Arifah, Dini
(2025)
INTERFERENSI BAHASA DAERAH DALAM PROSES PEMBELAJARAN FORMAL DI SMPN 2 CIDAHU KELAS VII DAN RANCANGAN STRATEGI PEMBINAAN BAHASA INDONESIADI DALAMNYA.
S1 / D3 thesis, Universitas Kuningan.
Abstract
Bahasa Indonesia wajib digunakan sebagai bahasa pengantar dalam pendidikan nasional terutama dalam proses pembelajaran formal. Pada kenyataannya, masih banyak menggunakan bahasa daerah dalam proses pembelajaran formal yang disebabkan oleh minimnya pengetahuan terhadap bahasa Indonesia dan penguasaan kosa kata bahasa Indonesia, sehingga terjadi interferensi bahasa. Oleh karena itu diperlukan rancangan strategi pembinaan bahasa Indonesia untuk mengurangi interferensi bahasa. Rumusan masalah dalam penelitian ini mencakup bagaimana interferensi bahasa daerah dalam proses pembelajaran formal kelas VII SMPN 2 Cidahu?, dan bagaimana rancangan strategi pembinaan bahasa Indonesia pada peserta didik kelas VII SMPN 2 Cidahu?. Penelitian ini bertujuan untuk mendeskripsikan interferensi bahasa daerah dalam proses pembelajaran formal dan rancangan strategi pembinaan bahasa Indonesia kelas VII SMPN 2 Cidahu. Metode yang digunakan dalam penelitian ini yaitu dengan mendeskripsikan melalui pendekatan kualitatif dari hasil observasi dan dokumentasi. Hasil penelitian ini menunjukkan bahwa interferensi bahasa daerah dalam proses pembelajaran formal khususnya bahasa Sunda ke dalam bahasa Indonesia cukup dominan. Interferensi ini terjadi pada aspek morfologi terutama pembentukan kata yang menggunakan afiksasi seperti -eun, -keun, nga-, dan ke-. Sementara itu, rancangan strategi pembinaan bahasa Indonesia yang disusun dengan tahapan mengenali masyarakat binaan, menetapkan tujuan pembinaan menentukan bahan dan strategi yang akan dibinakan, evaluasi hasil pembinaan.
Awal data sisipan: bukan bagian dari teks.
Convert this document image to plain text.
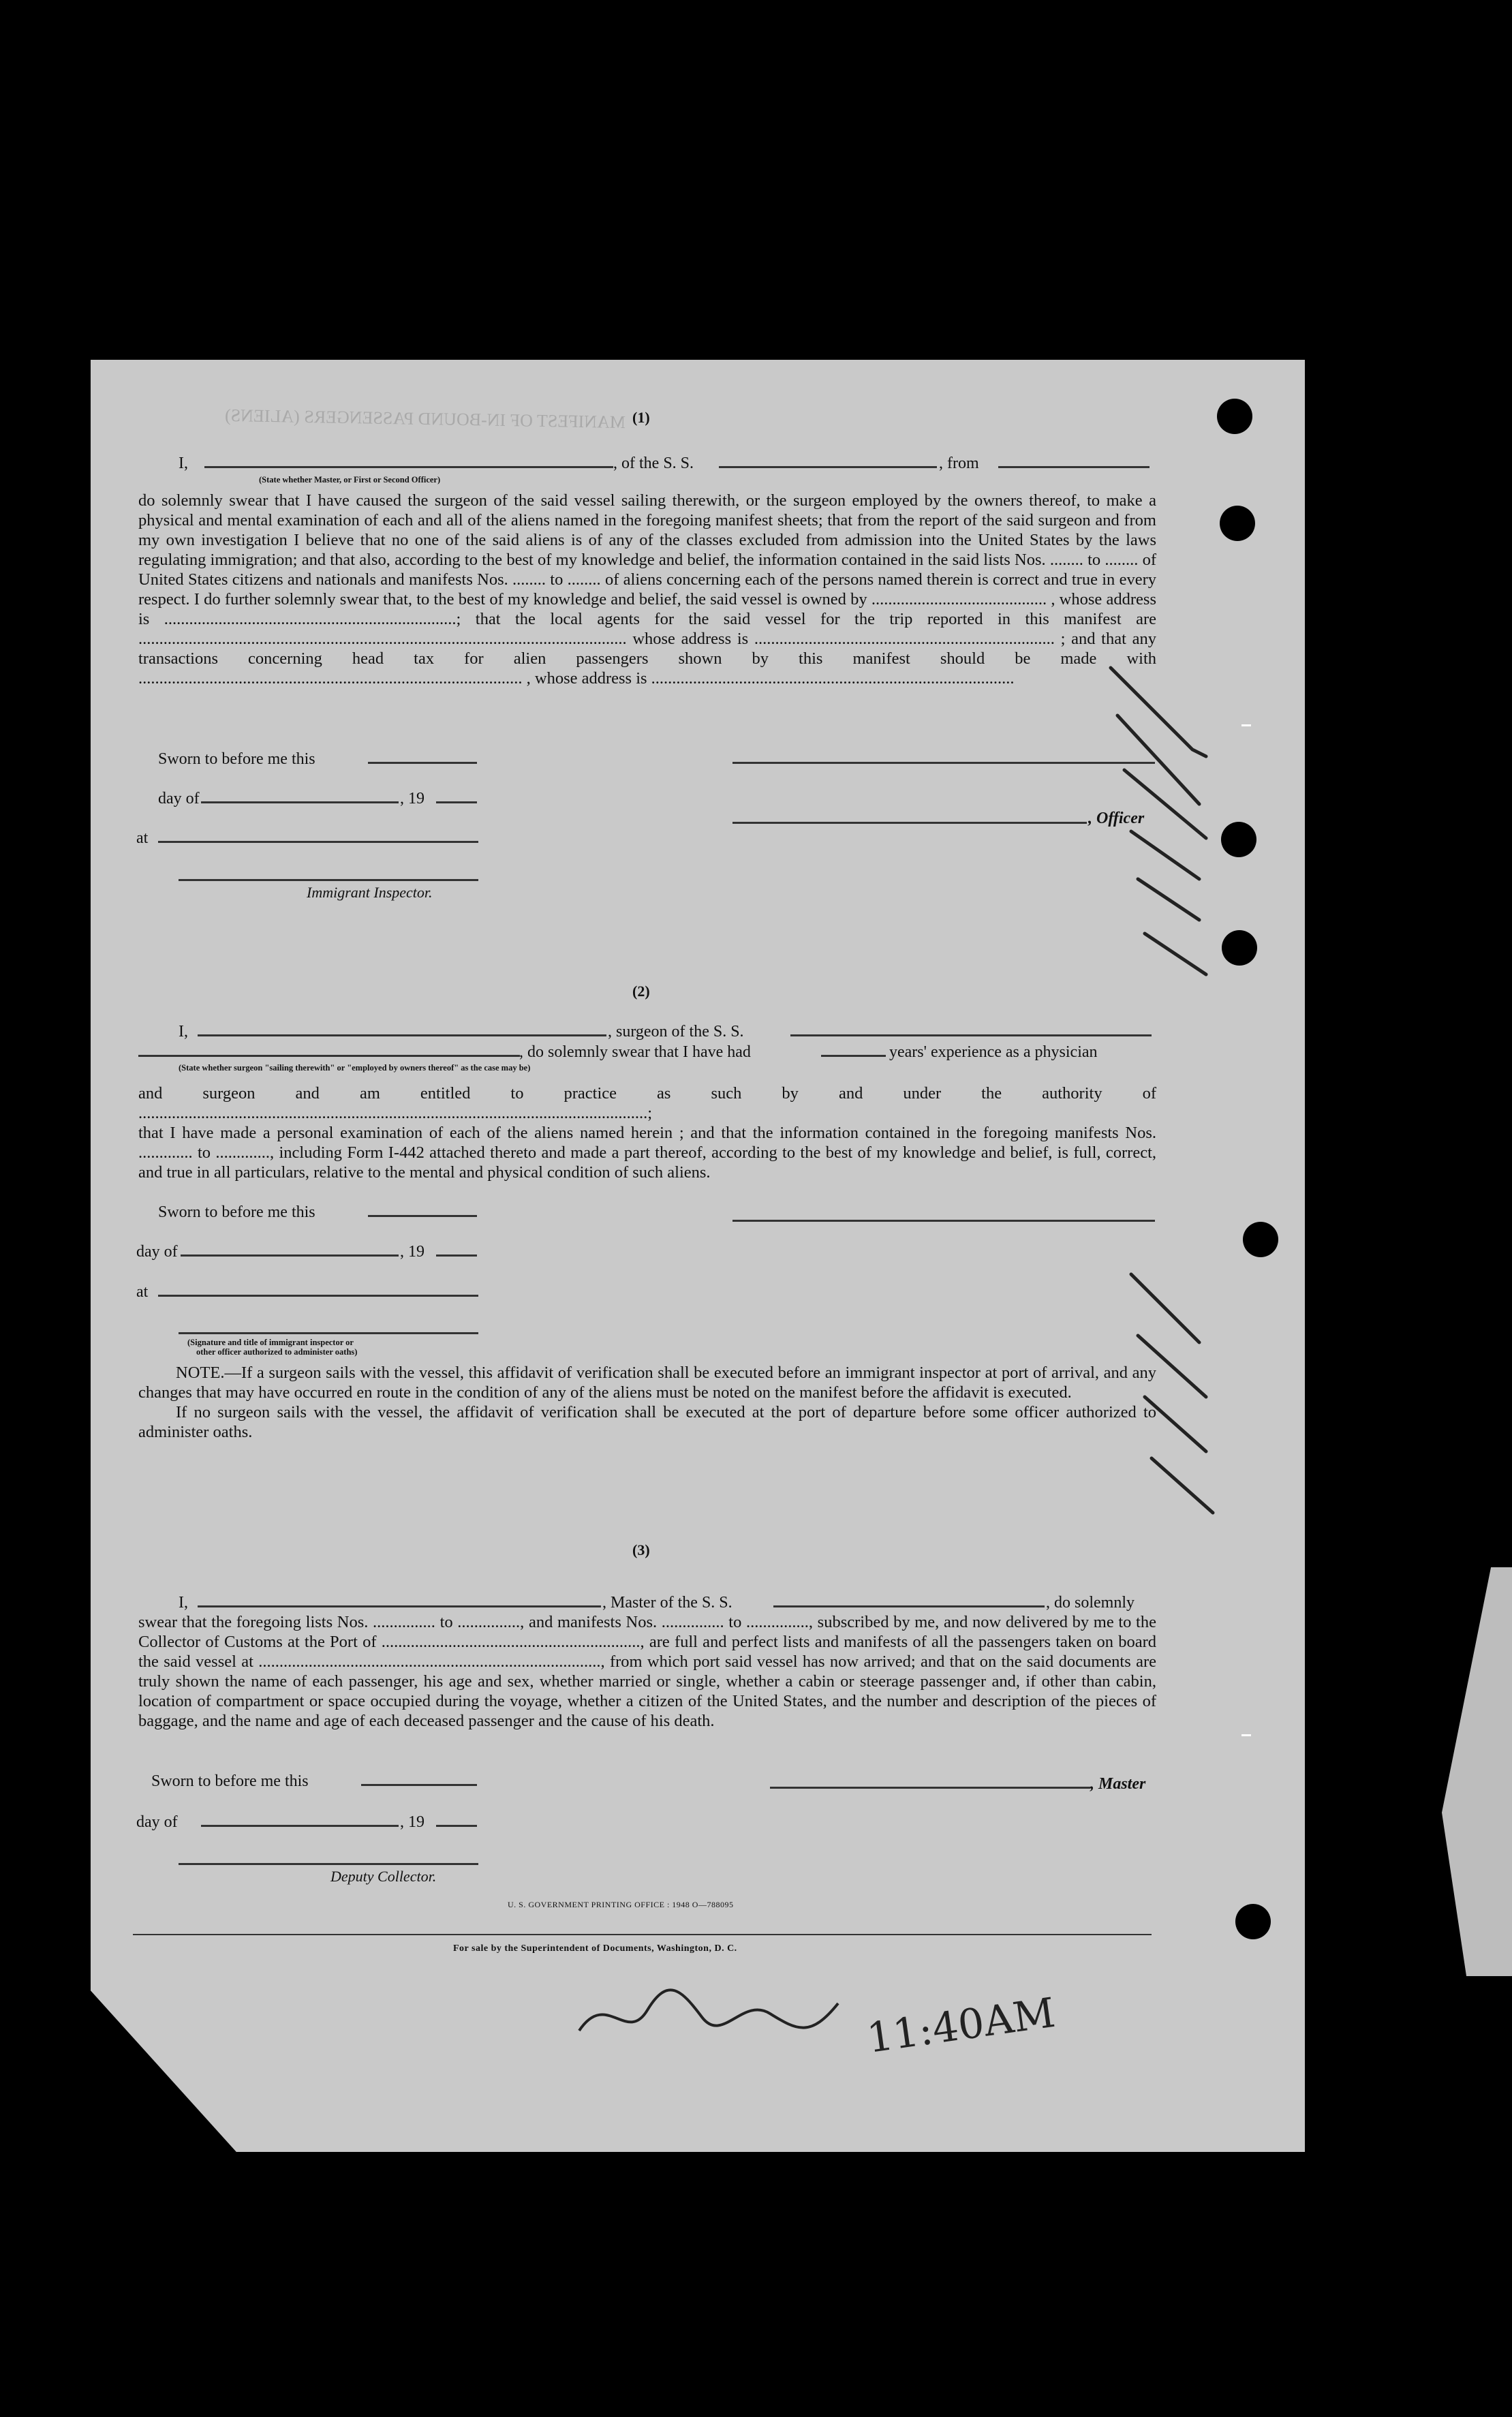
MANIFEST OF IN-BOUND PASSENGERS (ALIENS) (1)
I,	, of the S. S.	, from
(State whether Master, or First or Second Officer)

do solemnly swear that I have caused the surgeon of the said vessel sailing therewith, or the surgeon employed by the owners thereof, to make a physical and mental examination of each and all of the aliens named in the foregoing manifest sheets; that from the report of the said surgeon and from my own investigation I believe that no one of the said aliens is of any of the classes excluded from admission into the United States by the laws regulating immigration; and that also, according to the best of my knowledge and belief, the information contained in the said lists Nos. ........ to ........ of United States citizens and nationals and manifests Nos. ........ to ........ of aliens concerning each of the persons named therein is correct and true in every respect. I do further solemnly swear that, to the best of my knowledge and belief, the said vessel is owned by .......................................... , whose address is ......................................................................; that the local agents for the said vessel for the trip reported in this manifest are ..................................................................................................................... whose address is ........................................................................ ; and that any transactions concerning head tax for alien passengers shown by this manifest should be made with ............................................................................................ , whose address is .......................................................................................

Sworn to before me this
day of	, 19
, Officer
at
Immigrant Inspector.
(2)
I,	, surgeon of the S. S.
, do solemnly swear that I have had	years' experience as a physician
(State whether surgeon "sailing therewith" or "employed by owners thereof" as the case may be)

and surgeon and am entitled to practice as such by and under the authority of ..........................................................................................................................;

that I have made a personal examination of each of the aliens named herein ; and that the information contained in the foregoing manifests Nos. ............. to ............., including Form I-442 attached thereto and made a part thereof, according to the best of my knowledge and belief, is full, correct, and true in all particulars, relative to the mental and physical condition of such aliens.

Sworn to before me this
day of	, 19
at
(Signature and title of immigrant inspector or
other officer authorized to administer oaths)

NOTE.—If a surgeon sails with the vessel, this affidavit of verification shall be executed before an immigrant inspector at port of arrival, and any changes that may have occurred en route in the condition of any of the aliens must be noted on the manifest before the affidavit is executed.

If no surgeon sails with the vessel, the affidavit of verification shall be executed at the port of departure before some officer authorized to administer oaths.

(3)
I,	, Master of the S. S.	, do solemnly
swear that the foregoing lists Nos. ............... to ..............., and manifests Nos. ............... to ..............., subscribed by me, and now delivered by me to the Collector of Customs at the Port of .............................................................., are full and perfect lists and manifests of all the passengers taken on board the said vessel at .................................................................................., from which port said vessel has now arrived; and that on the said documents are truly shown the name of each passenger, his age and sex, whether married or single, whether a cabin or steerage passenger and, if other than cabin, location of compartment or space occupied during the voyage, whether a citizen of the United States, and the number and description of the pieces of baggage, and the name and age of each deceased passenger and the cause of his death.
Sworn to before me this	, Master
day of	, 19
Deputy Collector.
U. S. GOVERNMENT PRINTING OFFICE : 1948 O—788095
For sale by the Superintendent of Documents, Washington, D. C.
11:40AM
Kata kunci : afiksasi, interferensi bahasa, morfologi, rancangan strategi pembinaan.
Indonesian must be used as the language of instruction in national education, especially in the formal learning process. In fact, there are still many uses of regional languages in the formal learning process due to the lack of knowledge of the Indonesian language and mastery of Indonesian vocabulary, resulting in language interference. Therefore, it is necessary to design an Indonesian language development strategy to reduce language interference. The formulation of the problem in this study includes how is the interference of regional languages in the formal learning process of grade VII of SMPN 2 Cidahu?, how is the design of the Indonesian language development strategy for grade VII students of SMPN 2 Cidahu?. This study aims to describe the interference of regional languages in the formal learning process and the design of Indonesian language development strategies for grade VII of SMPN 2 Cidahu. The method used in this study is to describe through a qualitative approach the results of observation and documentation. The results of this study show that the interference of regional languages in the formal learning process, especially Sundanese, into Indonesian is quite dominant. This interference occurs in morphological aspects, especially the formation of words that use affixes such as -eun, -keun, nga-, and ke-. Meanwhile, the draft of the Indonesian language development strategy is prepared with the stages of recognizing the assisted community, setting the goals of the coaching, determining the materials and strategies to be fostered, and evaluating the results of the coaching.
Keywords : affixation, language interference, morphology, development strategy design.